Aan de oevers van waterlopen in het algemeen en a fortiori naast getijrivieren ontwikkelt zich doorgaans een weelderige vegetatie, die men “grienden” noemt. Vermits de frequentie van het periodisch onder water lopen het uitzicht van deze grienden in belangrijke mate bepaalt, bestaat er een fundamenteel verschil tussen de floristische samenstelling van de binnendijkse en de buitendijkse grienden.

Onder buitendijkse grienden verstaat men de zone tussen de bedding van een actieve getijrivier en de waterkerende dijkkruin. De geograaf noemt dit periodisch overstroomd gebied “uiterwaarden” of “slikken en schorren”. De laaggelegen slikke is de grijsgrauwe slijkplaat die bij laagwater vrijkomt. Dit oppervlak, doorkliefd met talrijke kleine kreekjes, is onbegroeid maar bezit wel een rijke bodemfauna. De schorre daarentegen wordt slechts bij extreem hoge waterstanden overstroomd zodat daar wel een pioniersvegetatie tot ontwikkeling komt. Deze bestaat overwegend uit riet (phragmites australis), wilgenopslag (salix), harig wilgenroosje (epilobium hirsutum), bitterzoet (solanum dulcamara), dotterbloem (caltha palustris), grote brandnetel (urtica dioica) en klein warkruid (cuscuta epithymum). Deze dichte vegetatie is een pleisterplaats voor tal van zangvogels.

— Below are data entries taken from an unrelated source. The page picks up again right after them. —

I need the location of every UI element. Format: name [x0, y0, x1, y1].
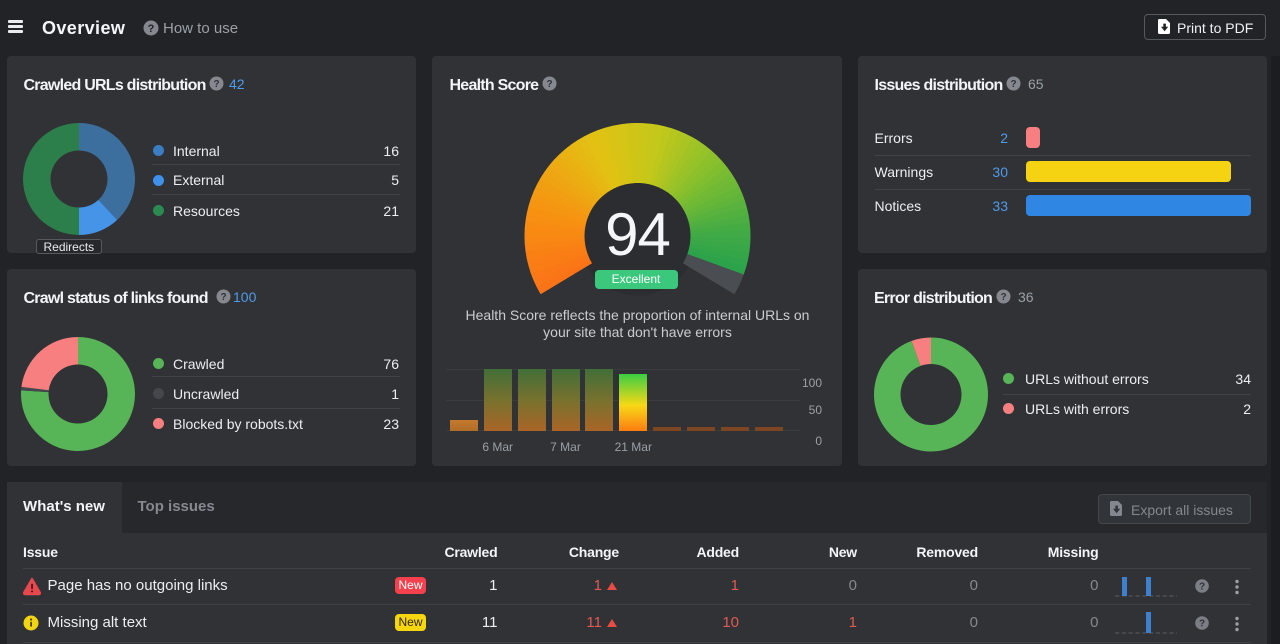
svg-text:?: ?: [1199, 618, 1205, 629]
svg-text:?: ?: [1000, 292, 1006, 303]
svg-text:?: ?: [1010, 79, 1016, 90]
svg-text:?: ?: [148, 22, 155, 34]
svg-text:?: ?: [213, 79, 219, 90]
svg-text:?: ?: [220, 292, 226, 303]
svg-text:?: ?: [546, 79, 552, 90]
svg-text:?: ?: [1199, 581, 1205, 592]
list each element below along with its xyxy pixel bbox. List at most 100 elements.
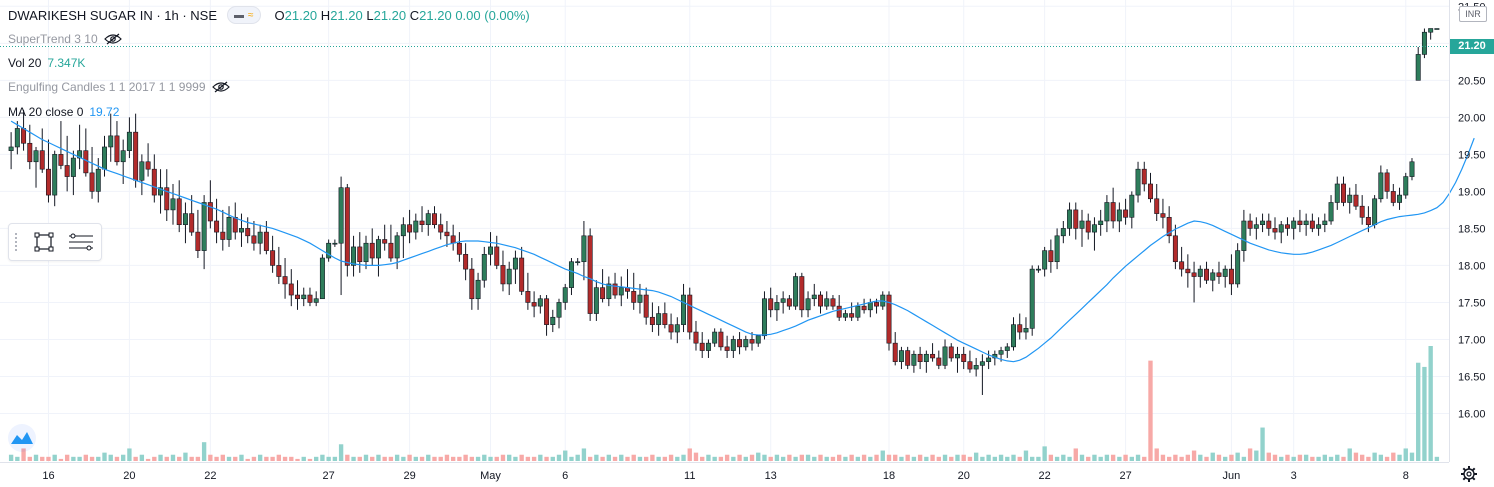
tradingview-logo-icon[interactable] (8, 424, 36, 452)
candle-body (1011, 324, 1016, 348)
drag-handle-icon[interactable] (15, 233, 21, 251)
candle-body (954, 353, 960, 359)
candle (761, 291, 767, 340)
volume-bar (1092, 454, 1097, 461)
candle (811, 283, 817, 307)
supertrend-legend[interactable]: SuperTrend 3 10 (8, 32, 122, 46)
candle-body (307, 294, 313, 303)
candle (917, 346, 923, 370)
candle-body (375, 239, 381, 259)
candle-body (544, 298, 550, 325)
candle (108, 113, 114, 162)
volume-bar (1260, 427, 1265, 461)
candle-body (986, 357, 992, 362)
candle (898, 346, 904, 370)
candle (475, 272, 481, 310)
candle-body (432, 213, 437, 226)
volume-bar (824, 456, 829, 461)
candle-body (295, 294, 300, 300)
last-price-tag: 21.20 (1450, 39, 1494, 54)
volume-bar (556, 454, 562, 461)
candle-body (1110, 202, 1116, 222)
candle-body (95, 168, 101, 192)
volume-bar (1135, 454, 1141, 461)
engulfing-legend[interactable]: Engulfing Candles 1 1 2017 1 1 9999 (8, 80, 230, 94)
candle (102, 135, 107, 177)
eye-off-icon[interactable] (211, 81, 230, 93)
candle-body (1235, 250, 1241, 285)
candle (338, 176, 344, 296)
volume-bar (307, 458, 313, 461)
candle-body (139, 161, 145, 181)
candle (923, 350, 929, 373)
candle-body (842, 313, 848, 318)
volume-bar (961, 454, 966, 461)
volume-bar (606, 454, 611, 461)
candle (400, 217, 406, 259)
volume-legend[interactable]: Vol 20 7.347K (8, 56, 85, 70)
candle-body (444, 231, 450, 237)
candle-body (662, 313, 668, 325)
candle-body (1434, 28, 1440, 30)
candle (195, 209, 201, 259)
candle (488, 232, 494, 266)
volume-bar (550, 456, 555, 461)
drawing-toolbox[interactable] (8, 223, 102, 261)
volume-bar (1067, 456, 1072, 461)
volume-bar (1310, 456, 1315, 461)
volume-bar (1129, 456, 1134, 461)
volume-bar (1303, 454, 1309, 461)
candle-body (811, 294, 817, 300)
volume-bar (1023, 450, 1029, 461)
candle (257, 224, 263, 255)
candle (805, 291, 811, 318)
candle (456, 232, 462, 262)
volume-bar (1397, 454, 1402, 461)
y-tick-label: 17.00 (1458, 334, 1486, 346)
volume-bar (868, 456, 873, 461)
candle-body (793, 276, 799, 307)
volume-bar (482, 454, 487, 461)
volume-bar (1042, 446, 1047, 461)
volume-bar (289, 456, 294, 461)
candle-body (1328, 202, 1334, 222)
volume-bar (276, 454, 282, 461)
candle-body (836, 305, 842, 318)
eye-off-icon[interactable] (103, 33, 122, 45)
candle (649, 302, 655, 333)
candle (755, 335, 761, 347)
candle (1415, 47, 1421, 81)
gear-icon[interactable] (1460, 465, 1478, 483)
lines-tool-icon[interactable] (67, 231, 95, 253)
candle (357, 232, 363, 273)
candle (948, 343, 954, 362)
candle-body (145, 161, 151, 170)
candle-body (1129, 194, 1135, 218)
compare-pill[interactable]: ▬ ≈ (227, 6, 261, 24)
wave-icon: ≈ (248, 9, 254, 21)
candle (1272, 217, 1278, 240)
volume-bar (612, 456, 618, 461)
volume-bar (681, 454, 686, 461)
volume-bar (513, 456, 518, 461)
candle (1397, 187, 1403, 210)
symbol-legend[interactable]: DWARIKESH SUGAR IN · 1h · NSE ▬ ≈ O21.20 … (8, 6, 530, 24)
candle (1172, 224, 1178, 270)
volume-bar (1254, 450, 1259, 461)
ma-legend[interactable]: MA 20 close 0 19.72 (8, 105, 119, 119)
candle (139, 154, 145, 196)
candle (313, 291, 319, 307)
currency-label[interactable]: INR (1459, 6, 1487, 22)
candle (1141, 161, 1147, 192)
candle (986, 350, 992, 370)
rectangle-tool-icon[interactable] (33, 231, 55, 253)
volume-bar (1322, 454, 1327, 461)
candle (363, 235, 369, 270)
candle-body (1409, 161, 1415, 177)
volume-bar (500, 454, 506, 461)
volume-bar (724, 454, 730, 461)
volume-bar (426, 454, 431, 461)
candle-body (201, 202, 207, 251)
candle (593, 280, 599, 321)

De binnendijkse grienden situeren zich vooral in de nabijheid van de oudere dijken die geen directe functie bij de waterkering van de huidige getijrivier uitoefenen. In de vallei van de Durme betreft het hier zowel de winterdijken —dit zijn secundaire dijken die de bewoning aan de rand van de alluviale vlakte tegen cyclisch hogere waterstanden gedurende de winter en de lente beschermen— als de dijken langs de loop van de Oude Durme. De vegetatie van deze binnendijkse grienden wordt beheerst door wilgen (salix), zwarte ols (alnus glutinosa) en kruiden zoals wederik (lysimachia vulgaris), penningkruid (lysimachia nummularia) en leverkruid (eupatorium c :annabinum). Vermits de binnendijkse grienden doorgaans grenzen aan de weilanden van de alluviale vlakte worden ze ook vaak begraasd, hetgeen in feite de ontwikkeling naar een climaxvegetatie verhindert.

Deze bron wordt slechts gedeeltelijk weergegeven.